Ryan Kane (footballer)

Personal information
- Full name: Ryan Kane
- Date of birth: 26 November 1991 (age 34)
- Place of birth: Glasgow, Scotland
- Position: Midfielder

Team information
- Current team: Clyde

Youth career
- –2009: Greenock Morton

Senior career*
- Years: Team / Apps / (Gls)
- 2009–2011: Greenock Morton / 6 / (0)
- 2010: → Glenafton Athletic (loan) / 4 / (2)
- 2011–2012: Clyde / 26 / (0)

= Ryan Kane =

Scottish footballer

Ryan Kane (born 26 November 1991 in Glasgow) was a Scottish footballer who last played for Clyde in the Scottish Third Division. He began his career with Scottish First Division side Greenock Morton.

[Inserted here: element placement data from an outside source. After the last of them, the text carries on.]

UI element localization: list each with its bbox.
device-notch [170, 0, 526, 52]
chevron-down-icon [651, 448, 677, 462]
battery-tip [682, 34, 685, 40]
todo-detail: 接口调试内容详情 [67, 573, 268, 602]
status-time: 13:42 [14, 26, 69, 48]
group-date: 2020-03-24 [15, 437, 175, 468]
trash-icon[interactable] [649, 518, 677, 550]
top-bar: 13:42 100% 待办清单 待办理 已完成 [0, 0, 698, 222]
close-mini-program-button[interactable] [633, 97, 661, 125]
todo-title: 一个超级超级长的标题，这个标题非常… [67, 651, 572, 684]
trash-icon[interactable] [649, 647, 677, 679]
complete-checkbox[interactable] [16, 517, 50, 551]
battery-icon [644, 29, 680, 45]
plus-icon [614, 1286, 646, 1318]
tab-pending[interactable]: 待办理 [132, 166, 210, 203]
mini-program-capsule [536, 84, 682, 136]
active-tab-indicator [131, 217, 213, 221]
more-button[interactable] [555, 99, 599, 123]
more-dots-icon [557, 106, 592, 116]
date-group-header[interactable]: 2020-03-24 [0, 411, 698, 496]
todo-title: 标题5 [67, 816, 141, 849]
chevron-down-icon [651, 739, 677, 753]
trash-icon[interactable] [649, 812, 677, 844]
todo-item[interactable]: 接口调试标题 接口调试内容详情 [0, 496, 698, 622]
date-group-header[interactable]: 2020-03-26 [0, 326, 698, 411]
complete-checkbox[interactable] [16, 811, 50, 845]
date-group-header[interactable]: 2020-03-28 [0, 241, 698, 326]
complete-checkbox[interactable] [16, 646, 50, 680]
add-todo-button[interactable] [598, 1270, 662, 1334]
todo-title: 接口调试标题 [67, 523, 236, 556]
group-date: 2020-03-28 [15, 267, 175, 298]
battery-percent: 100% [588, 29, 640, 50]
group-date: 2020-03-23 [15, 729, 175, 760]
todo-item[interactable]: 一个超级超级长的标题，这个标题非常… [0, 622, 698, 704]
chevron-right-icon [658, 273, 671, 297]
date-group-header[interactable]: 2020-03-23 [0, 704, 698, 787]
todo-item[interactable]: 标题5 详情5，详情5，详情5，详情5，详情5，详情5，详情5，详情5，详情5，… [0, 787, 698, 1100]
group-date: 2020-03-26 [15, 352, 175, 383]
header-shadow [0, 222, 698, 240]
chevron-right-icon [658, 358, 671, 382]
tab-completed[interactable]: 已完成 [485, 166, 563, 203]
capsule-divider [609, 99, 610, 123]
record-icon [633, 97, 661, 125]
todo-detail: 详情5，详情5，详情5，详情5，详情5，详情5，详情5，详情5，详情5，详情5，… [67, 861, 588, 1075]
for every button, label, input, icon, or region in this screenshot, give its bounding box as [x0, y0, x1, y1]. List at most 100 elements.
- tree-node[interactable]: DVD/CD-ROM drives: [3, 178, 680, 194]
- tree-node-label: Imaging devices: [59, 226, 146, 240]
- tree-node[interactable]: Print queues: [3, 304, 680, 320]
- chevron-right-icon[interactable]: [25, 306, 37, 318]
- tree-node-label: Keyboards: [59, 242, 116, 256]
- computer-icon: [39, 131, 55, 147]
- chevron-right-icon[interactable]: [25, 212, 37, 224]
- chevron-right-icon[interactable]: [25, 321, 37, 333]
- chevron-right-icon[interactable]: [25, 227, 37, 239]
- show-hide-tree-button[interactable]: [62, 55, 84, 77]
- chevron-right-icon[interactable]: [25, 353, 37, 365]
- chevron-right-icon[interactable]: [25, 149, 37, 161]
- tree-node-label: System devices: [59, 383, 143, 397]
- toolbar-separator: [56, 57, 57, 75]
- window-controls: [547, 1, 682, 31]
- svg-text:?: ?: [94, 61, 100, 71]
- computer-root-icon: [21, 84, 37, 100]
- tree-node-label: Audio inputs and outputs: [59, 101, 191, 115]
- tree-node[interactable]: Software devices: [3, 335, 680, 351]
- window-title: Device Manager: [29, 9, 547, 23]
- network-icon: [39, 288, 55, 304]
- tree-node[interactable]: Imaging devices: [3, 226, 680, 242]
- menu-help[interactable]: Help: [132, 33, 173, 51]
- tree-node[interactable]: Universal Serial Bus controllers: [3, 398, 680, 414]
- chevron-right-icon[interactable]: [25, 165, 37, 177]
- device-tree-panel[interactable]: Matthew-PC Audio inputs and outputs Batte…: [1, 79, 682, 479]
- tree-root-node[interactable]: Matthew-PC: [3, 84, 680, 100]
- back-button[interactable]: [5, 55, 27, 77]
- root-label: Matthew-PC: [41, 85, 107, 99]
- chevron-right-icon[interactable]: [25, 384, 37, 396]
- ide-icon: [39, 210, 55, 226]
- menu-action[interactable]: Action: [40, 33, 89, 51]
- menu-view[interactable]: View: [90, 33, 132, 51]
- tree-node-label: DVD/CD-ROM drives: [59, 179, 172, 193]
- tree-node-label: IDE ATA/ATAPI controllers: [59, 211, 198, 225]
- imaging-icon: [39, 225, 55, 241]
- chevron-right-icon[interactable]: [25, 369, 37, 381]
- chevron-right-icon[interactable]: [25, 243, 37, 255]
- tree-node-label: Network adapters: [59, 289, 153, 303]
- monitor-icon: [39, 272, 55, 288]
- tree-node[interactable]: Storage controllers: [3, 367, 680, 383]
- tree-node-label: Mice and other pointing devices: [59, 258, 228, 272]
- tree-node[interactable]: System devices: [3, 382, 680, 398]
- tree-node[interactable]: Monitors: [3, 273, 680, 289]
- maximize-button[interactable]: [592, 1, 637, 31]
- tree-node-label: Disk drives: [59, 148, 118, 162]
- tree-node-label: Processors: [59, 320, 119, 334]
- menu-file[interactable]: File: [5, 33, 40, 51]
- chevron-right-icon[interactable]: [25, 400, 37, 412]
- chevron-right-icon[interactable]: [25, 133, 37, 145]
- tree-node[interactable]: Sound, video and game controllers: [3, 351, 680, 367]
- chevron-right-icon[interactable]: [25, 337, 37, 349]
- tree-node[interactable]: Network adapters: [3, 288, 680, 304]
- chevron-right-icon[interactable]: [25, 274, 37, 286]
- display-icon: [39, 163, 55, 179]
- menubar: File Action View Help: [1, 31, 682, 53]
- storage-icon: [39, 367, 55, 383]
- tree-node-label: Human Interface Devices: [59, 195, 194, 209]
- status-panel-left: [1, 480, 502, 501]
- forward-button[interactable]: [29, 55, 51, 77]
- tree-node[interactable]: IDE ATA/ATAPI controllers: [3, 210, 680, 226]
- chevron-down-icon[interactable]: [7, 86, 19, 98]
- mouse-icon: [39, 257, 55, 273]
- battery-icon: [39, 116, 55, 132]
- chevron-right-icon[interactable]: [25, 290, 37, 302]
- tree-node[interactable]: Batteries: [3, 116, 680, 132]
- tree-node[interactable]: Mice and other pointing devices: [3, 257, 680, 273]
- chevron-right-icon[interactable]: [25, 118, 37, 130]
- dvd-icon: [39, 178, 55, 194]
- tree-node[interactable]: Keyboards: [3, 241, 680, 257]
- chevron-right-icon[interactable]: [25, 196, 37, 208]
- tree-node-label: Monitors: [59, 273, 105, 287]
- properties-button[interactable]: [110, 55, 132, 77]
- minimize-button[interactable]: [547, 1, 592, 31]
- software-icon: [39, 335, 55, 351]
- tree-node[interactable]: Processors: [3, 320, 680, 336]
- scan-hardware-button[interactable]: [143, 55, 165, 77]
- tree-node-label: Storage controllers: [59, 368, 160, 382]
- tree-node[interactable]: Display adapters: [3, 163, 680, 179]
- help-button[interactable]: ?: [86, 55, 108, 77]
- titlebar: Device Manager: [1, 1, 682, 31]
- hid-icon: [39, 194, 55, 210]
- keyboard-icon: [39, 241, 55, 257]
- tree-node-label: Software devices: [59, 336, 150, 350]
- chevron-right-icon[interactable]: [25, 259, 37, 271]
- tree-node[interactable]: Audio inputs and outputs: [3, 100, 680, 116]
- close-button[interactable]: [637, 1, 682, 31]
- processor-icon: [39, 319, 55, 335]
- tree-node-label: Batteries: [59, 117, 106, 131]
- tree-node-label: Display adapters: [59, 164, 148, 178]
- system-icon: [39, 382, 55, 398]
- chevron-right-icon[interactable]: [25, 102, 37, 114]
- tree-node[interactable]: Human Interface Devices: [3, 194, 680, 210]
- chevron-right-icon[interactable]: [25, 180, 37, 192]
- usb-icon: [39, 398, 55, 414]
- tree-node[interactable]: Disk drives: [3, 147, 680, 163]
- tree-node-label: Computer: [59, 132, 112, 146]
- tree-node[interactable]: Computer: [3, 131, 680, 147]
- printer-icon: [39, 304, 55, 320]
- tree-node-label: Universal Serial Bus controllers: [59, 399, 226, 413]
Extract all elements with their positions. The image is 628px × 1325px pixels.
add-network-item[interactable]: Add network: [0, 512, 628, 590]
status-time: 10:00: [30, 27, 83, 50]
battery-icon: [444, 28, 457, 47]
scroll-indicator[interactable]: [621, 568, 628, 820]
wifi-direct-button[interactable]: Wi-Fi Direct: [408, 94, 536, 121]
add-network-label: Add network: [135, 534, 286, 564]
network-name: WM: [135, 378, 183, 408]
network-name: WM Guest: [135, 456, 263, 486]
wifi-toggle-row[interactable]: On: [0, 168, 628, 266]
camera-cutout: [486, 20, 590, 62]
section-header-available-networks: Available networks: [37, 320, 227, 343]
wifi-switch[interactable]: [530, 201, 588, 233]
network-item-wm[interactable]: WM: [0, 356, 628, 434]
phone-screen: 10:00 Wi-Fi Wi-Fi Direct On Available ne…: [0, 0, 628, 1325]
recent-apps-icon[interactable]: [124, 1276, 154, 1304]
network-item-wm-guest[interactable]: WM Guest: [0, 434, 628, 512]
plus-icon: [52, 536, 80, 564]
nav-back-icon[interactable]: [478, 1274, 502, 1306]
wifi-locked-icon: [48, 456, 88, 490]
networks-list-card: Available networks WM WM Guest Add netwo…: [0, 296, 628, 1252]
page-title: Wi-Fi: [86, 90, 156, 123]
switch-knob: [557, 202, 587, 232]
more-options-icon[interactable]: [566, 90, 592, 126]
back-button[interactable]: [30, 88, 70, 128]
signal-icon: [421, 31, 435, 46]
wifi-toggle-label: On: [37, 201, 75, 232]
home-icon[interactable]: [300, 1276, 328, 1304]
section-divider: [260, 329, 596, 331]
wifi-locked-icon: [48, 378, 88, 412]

He went on loan to Glenafton Athletic in 2010, with Nathan Shepherd.

==Career==

Kane made his début for Greenock Morton against Inverness Caledonian Thistle on 31 October 2009.

Kane, along with fellow youngster Nathan Shepherd was given a years extension in July 2010. In October, the pair signed for Glenafton Athletic on loan.

After his release from Morton, Kane impressed as a trialist for Clyde in four pre-season friendly matches, and signed for the club in July 2011. His first season with Clyde started with a 1–0 win against Montrose at Broadwood.